Они наконец-то рассмеялись. Хохотали без удержу и в хохоте даже обнялись. Вдруг хохот прервался и объятие распалось. «У вас, товарищ Смельчаков, имеется какая-то повышенная чувственность. А ведь вам предстоит стоять на страже идеальной советской девственницы». Такую выволочку сделала «невеста» «жениху».
«Тебе тоже, товарищ Новотканная, надо быть поосторожнее, – проворчал он. – Пойдем-ка лучше погуляем по весне».
Правильная интонация между женихом и невестой, кажется, была найдена. Они весело оделись, спустились с 18-го этажа, прошли через вестибюль, напоминающий своим мрачноватым величием то ли станцию метро, то ли римский храм главного божества, к тому же и оно было здесь представлено в виде подсвеченного бюста черного мрамора. Дежурный персонал проводил их внимательными, но, в общем-то, вполне благорасположенными взглядами.
День был, словно по контрасту с архитектурой, веселый, с капелью, с порывами южного ветра, под которым интенсивно таяли крупнопористые сугробы. Глика была в одной из шести маминых шубок, в котиковой, которая ей была и по фигуре и к лицу. Кирилл в своем лондонском твидовом пальто (трофей борьбы за мир) вполне соответствовал юной красавице, тем более что шевелюра находилась в постоянном подветренном шевелении. Они пошли по набережной, мимо неразберихи Зарядья, в сторону Кремля. Купола соборов горели под солнцем в странной цветовой гармонии с символами великой атеистической державы.
Глика попросила «дядю-жениха» рассказать ей побольше о Блоке.

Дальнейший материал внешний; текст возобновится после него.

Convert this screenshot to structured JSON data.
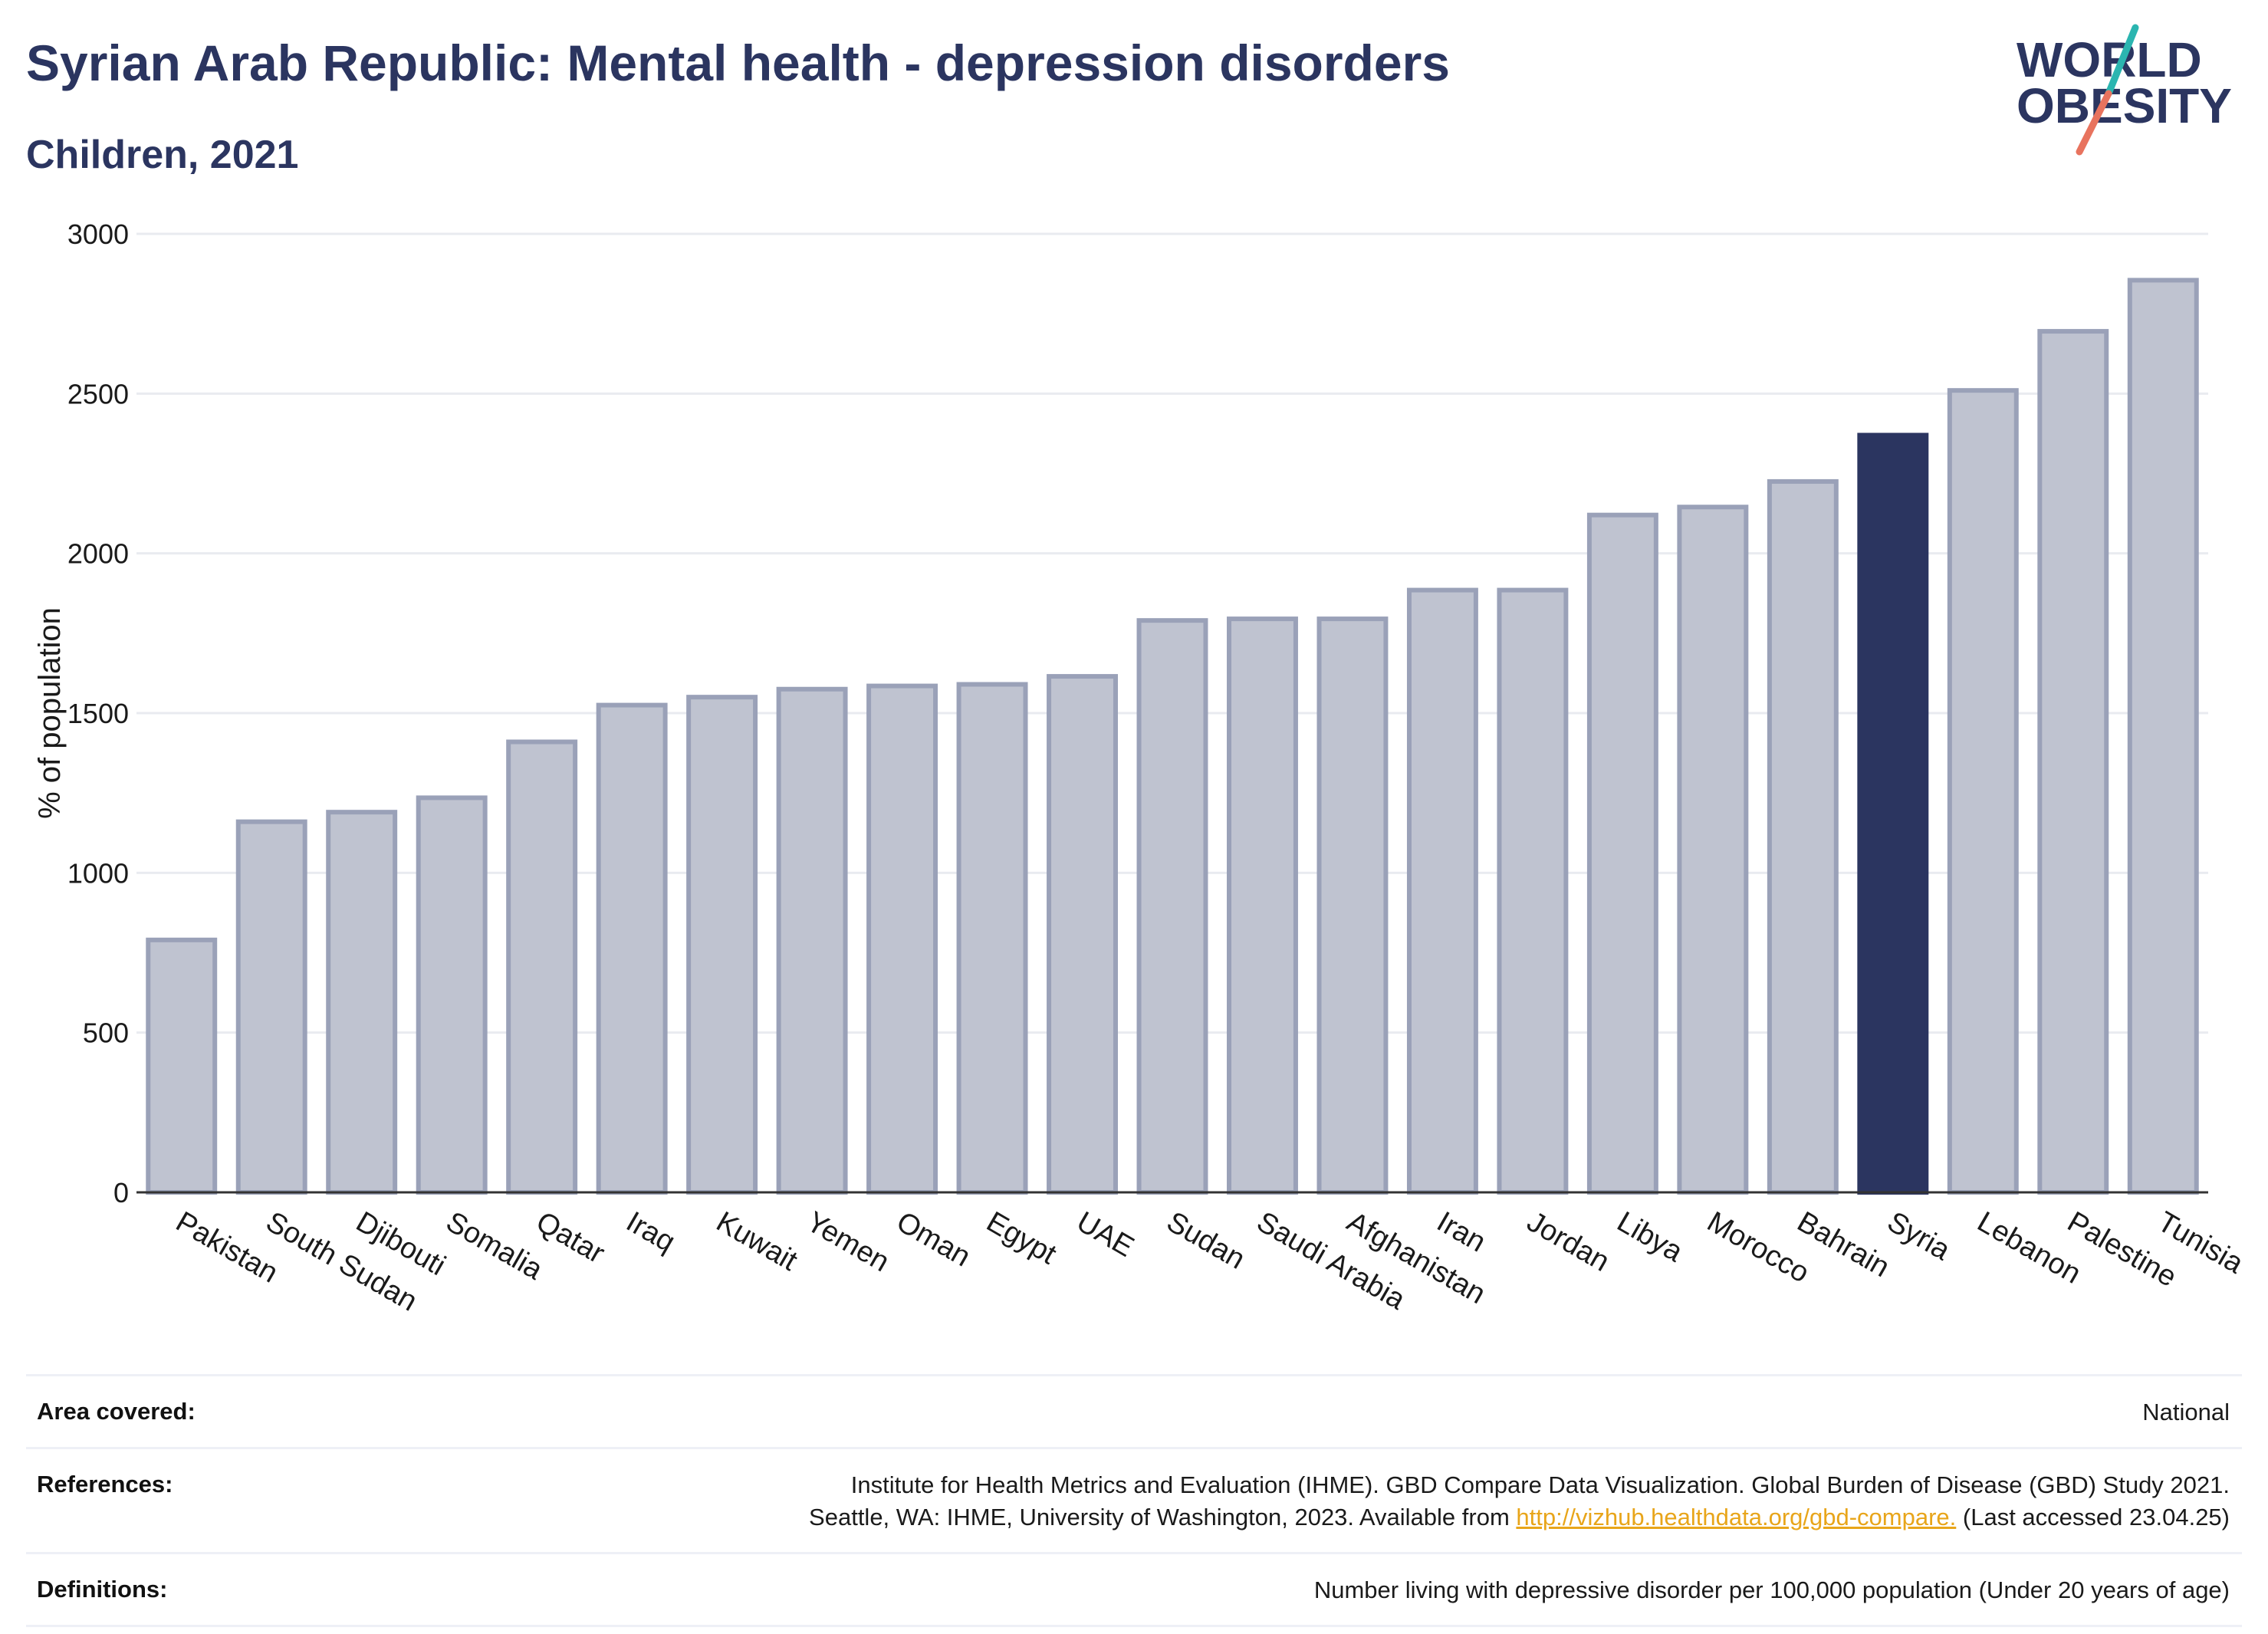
{
  "header": {
    "title": "Syrian Arab Republic: Mental health - depression disorders",
    "subtitle": "Children, 2021"
  },
  "logo": {
    "line1": "WORLD",
    "line2": "OBESITY",
    "accent_teal": "#2bb5b0",
    "accent_coral": "#e8735e"
  },
  "chart_data": {
    "type": "bar",
    "ylabel": "% of population",
    "xlabel": "",
    "ylim": [
      0,
      3000
    ],
    "yticks": [
      0,
      500,
      1000,
      1500,
      2000,
      2500,
      3000
    ],
    "grid": true,
    "categories": [
      "Pakistan",
      "South Sudan",
      "Djibouti",
      "Somalia",
      "Qatar",
      "Iraq",
      "Kuwait",
      "Yemen",
      "Oman",
      "Egypt",
      "UAE",
      "Sudan",
      "Saudi Arabia",
      "Afghanistan",
      "Iran",
      "Jordan",
      "Libya",
      "Morocco",
      "Bahrain",
      "Syria",
      "Lebanon",
      "Palestine",
      "Tunisia"
    ],
    "values": [
      790,
      1160,
      1190,
      1235,
      1410,
      1525,
      1550,
      1575,
      1585,
      1590,
      1615,
      1790,
      1795,
      1795,
      1885,
      1885,
      2120,
      2145,
      2225,
      2370,
      2510,
      2695,
      2855
    ],
    "highlight": "Syria",
    "bar_color": "#bfc3d0",
    "bar_border_color": "#9aa1b8",
    "highlight_color": "#2b3560"
  },
  "info": {
    "area_label": "Area covered:",
    "area_value": "National",
    "references_label": "References:",
    "references_line1": "Institute for Health Metrics and Evaluation (IHME). GBD Compare Data Visualization. Global Burden of Disease (GBD) Study 2021.",
    "references_line2_pre": "Seattle, WA: IHME, University of Washington, 2023. Available from ",
    "references_link": "http://vizhub.healthdata.org/gbd-compare.",
    "references_line2_post": " (Last accessed 23.04.25)",
    "definitions_label": "Definitions:",
    "definitions_value": "Number living with depressive disorder per 100,000 population (Under 20 years of age)"
  }
}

Надо сказать, что после обратного похищения Эсперанцы большую часть времени наш герой проводил за чтением разных старых поэтических изданий, которые находил в постоянных походах по букинистическим магазинам Кузнецкого и Столешникова. Он рассказал ей о том, что Блок видел в Любе Менделеевой воплощение Святой Софии. Он настоял на… ну, в общем, на платонических отношениях, не зная, какие страдания принесет им обоим эта мистическая платоника. Вместе с ними страдал и третий, их ближайший друг Андрей Белый. Втроем они читали стихи своего символистского властителя дум Владимира Соловьева:
Не Изида Трехвенечная
Нам спасенье принесет,
А сияющая вечная
Дева Радужных Ворот.
Глика повторила за ним эти строки три раза, чтобы запомнить навсегда.
Кирилл подумал, что надо запомнить, как у нее глаза засияли при виде этих Радужных Ворот. Такие моменты нельзя просто так проскакивать, иначе проскочишь всю жизнь, будто просто проехал в переполненном плацкартном от аза до ижицы. Итак: 1952-й, март, сильный южный ветер, мы идем с моей невестой по набережной Москвы-реки, приближаемся к священной для каждого коммуниста крепости Кремль, какая все-таки яркая терракота, я читаю ей стих философа-идеалиста про Деву Радужных Ворот. Она просит повторить это три раза, чтобы запомнить навсегда. Глаза ее вдруг возжигаются невероятным огнем. Всего этого не повторить. Нужно просто запомнить.
Спросить ли мне жениха, почему он говорит о страданиях, думает Глика. Чего больше у Блоков было: страдания или блаженства? Кто был этот третий, Белый? Почему мы не читаем его на курсе? Белый – это всегда не красный, так, что ли? В радуге этих ворот всегда весь спектр, не так ли? Включая белый? Белый – это быть может цвет чистоты, чистые одежды, чистые простыни, в идеале он вытесняет все, включая и саму жизнь. Может ли невеста задавать жениху такие каверзные вопросы?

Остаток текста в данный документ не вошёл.